(Closed) Bridal Shower

posted 10 years ago in Parties
Post # 3
Member
754 posts
Busy bee
  • Wedding: May 2008

Seven months prior sounds like n engagement party.  Two months before would be about the time of a bridal shower.  Can one throw one and the other the shower?  The Halloween party sounds like a blast!

Post # 4
Member
2434 posts
Buzzing bee
  • Wedding: September 2008

It’s traditional to invite all of the female wedding guests to the shower.

I didn’t do that exactly, because there were some women (the gfs or wives of guy friends that I’ve never met or aren’t close to, and my boss) that I didn’t feel it was appropriate to invite.

Let them each throw you a shower- if the guest lists overlap, just make it clear that you don’t expect them to get you 2 gifts. 

However, I do think 7 months in advance is a little much.  Due to family pressure I registered before my engagement part- well, 7 months later, I’ve totally revamped my registry and had to return some of the engagement gifts as a result. 7 months in advance is kind of too far- some things will get discontinued, new products will come out, you might change your mind, etc.
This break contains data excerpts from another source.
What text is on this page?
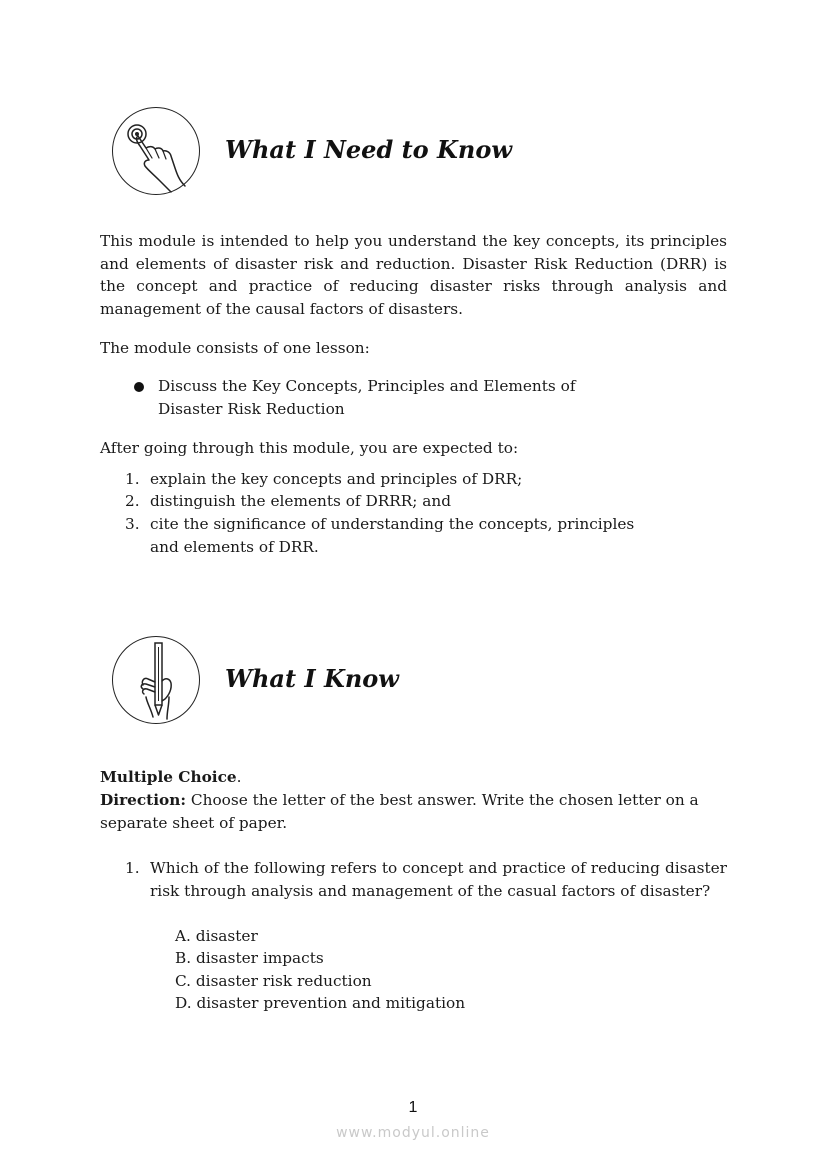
What I Need to Know
This module is intended to help you understand the key concepts, its principles and elements of disaster risk and reduction. Disaster Risk Reduction (DRR) is the concept and practice of reducing disaster risks through analysis and management of the causal factors of disasters.
The module consists of one lesson:
Discuss the Key Concepts, Principles and Elements of
Disaster Risk Reduction
After going through this module, you are expected to:
1. explain the key concepts and principles of DRR;
2. distinguish the elements of DRRR; and
3. cite the significance of understanding the concepts, principles
and elements of DRR.
What I Know
Multiple Choice.
Direction: Choose the letter of the best answer. Write the chosen letter on a separate sheet of paper.
1. Which of the following refers to concept and practice of reducing disaster risk through analysis and management of the casual factors of disaster?
A. disaster
B. disaster impacts
C. disaster risk reduction
D. disaster prevention and mitigation
1
www.modyul.online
Perhaps have your Maid/Matron of Honor throw a "stock the bar" shower or one of those that’s not registry based? 

Post # 6
Member
305 posts
Helper bee
  • Wedding: May 2008

My bridal list included every female that is a primary invitee on the wedding guest list.  What I mean by that, is if I am inviting a man I know, and he is able to bring a wife or a date, then those women were not invited to the shower.    Every other woman was invited to the shower.

Post # 7
Member
20 posts
Newbee
  • Wedding: May 2008

We invited all the females within a close radius, as long I knew who they were (or the moms did).  We also invited children to the showers but not the wedding, which presented an issue with the first shower because it was held before invites went out.  There were even people invited to the shower who weren’t invited to the wedding, but they knew ahead of time.

Post # 8
Member
1061 posts
Bumble bee
  • Wedding: September 2008

We did what Candi did (even if they were out of the area and wouldn’t come), except for those women who I work with (weird to have them come to a shower, and I’ll probably have a work shower too). I’m having two showers (a friends one and a family one), but everyone was invited to only one. Maybe you could do this to avoid the budget issues?

Also, does your mom know that mothers/sisters/close relatives of the bride usually don’t throw the shower? Maybe you could let her give this one to the Maid/Matron of Honor, and let her handle an informal engagement party.